Investasi di perusahaan Kazakhstan, perlu memperhatikan nilai tukar tenge?

robot
Pembuatan abstrak sedang berlangsung

Perusahaan Kereta Api Nasional Kazakhstan (KTZ) baru saja mengajukan permohonan pencatatan saham di Hong Kong, dengan kinerja laba yang berlipat ganda menarik perhatian pasar. Namun, saat menelaah perusahaan yang beroperasi dengan mata uang lokal seperti ini, investor tidak boleh mengabaikan satu isu inti, yaitu pergerakan nilai tukar. Mata uang Kazakhstan, Tenge, secara langsung akan mempengaruhi imbal hasil investasi yang dihitung dalam dolar AS atau dolar Hong Kong.

Kelahiran Tenge: Simbol Kemandirian

Mata uang Kazakhstan, Tenge, pada dasarnya adalah kisah pencarian kedaulatan ekonomi Kazakhstan. Setelah runtuhnya Uni Soviet pada tahun 1991, Kazakhstan sempat terus menggunakan Rubel Rusia. Rusia pernah mengusulkan untuk memasukkan Kazakhstan ke dalam sistem keuangannya, dengan syarat Kazakhstan menyerahkan kedaulatannya dan menyerahkan cadangan emas negaranya. Pada saat yang sama, Rubel Soviet mengalami depresiasi parah, dengan tingkat inflasi mencapai 2900%.

Dalam konteks ini, pada tanggal 15 November 1993, Kazakhstan secara resmi mengeluarkan mata uangnya sendiri, Tenge, dengan rasio 1 Tenge setara 500 Rubel untuk menggantikan Rubel. Presiden Nursultan Nazarbayev menyatakan: "Kelahiran Tenge adalah tanda yang jelas dari kemandirian ekonomi negara."
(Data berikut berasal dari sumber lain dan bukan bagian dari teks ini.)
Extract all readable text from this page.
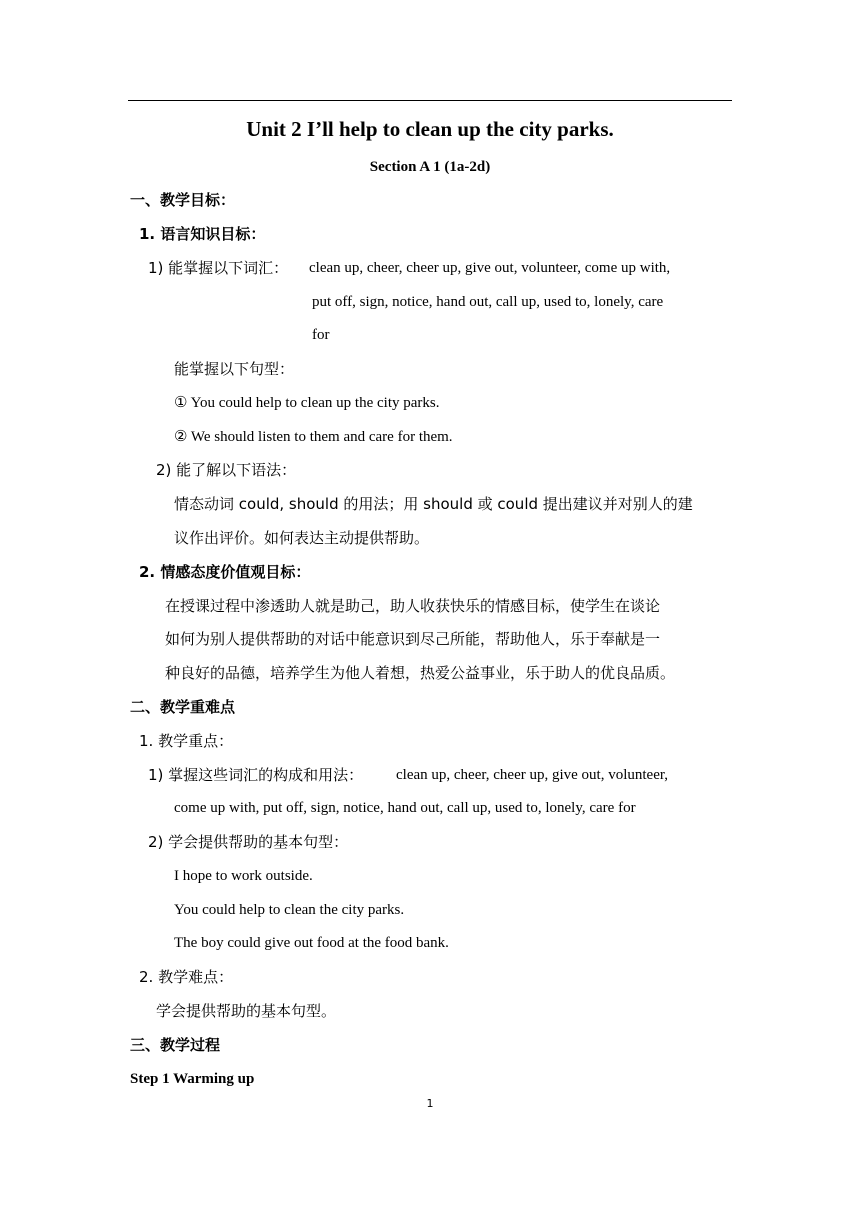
Unit 2 I’ll help to clean up the city parks.
Section A 1 (1a-2d)
一、教学目标：
1. 语言知识目标：
1) 能掌握以下词汇： clean up, cheer, cheer up, give out, volunteer, come up with,
put off, sign, notice, hand out, call up, used to, lonely, care
for
能掌握以下句型：
① You could help to clean up the city parks.
② We should listen to them and care for them.
2) 能了解以下语法：
情态动词 could, should 的用法；用 should 或 could 提出建议并对别人的建
议作出评价。如何表达主动提供帮助。
2. 情感态度价值观目标：
在授课过程中渗透助人就是助己，助人收获快乐的情感目标，使学生在谈论
如何为别人提供帮助的对话中能意识到尽己所能，帮助他人，乐于奉献是一
种良好的品德，培养学生为他人着想，热爱公益事业，乐于助人的优良品质。
二、教学重难点
1. 教学重点：
1) 掌握这些词汇的构成和用法： clean up, cheer, cheer up, give out, volunteer,
come up with, put off, sign, notice, hand out, call up, used to, lonely, care for
2) 学会提供帮助的基本句型：
I hope to work outside.
You could help to clean the city parks.
The boy could give out food at the food bank.
2. 教学难点：
学会提供帮助的基本句型。
三、教学过程
Step 1 Warming up
1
Kata "Tenge" berasal dari bahasa Turki, yang berarti "ukuran" atau "timbangan", dan dapat ditelusuri kembali ke era Kekhanan Emas.

Perjalanan Depresiasi Panjang Tenge

Namun, sejak kelahirannya, depresiasi Tenge hampir menjadi hal yang biasa.

  • Saat diterbitkan pada tahun 1993, 1 dolar AS setara dengan 4,7 Tenge; pada tahun 1997, telah turun menjadi 1 dolar AS setara dengan 75 Tenge, turun 16 kali lipat dalam empat tahun.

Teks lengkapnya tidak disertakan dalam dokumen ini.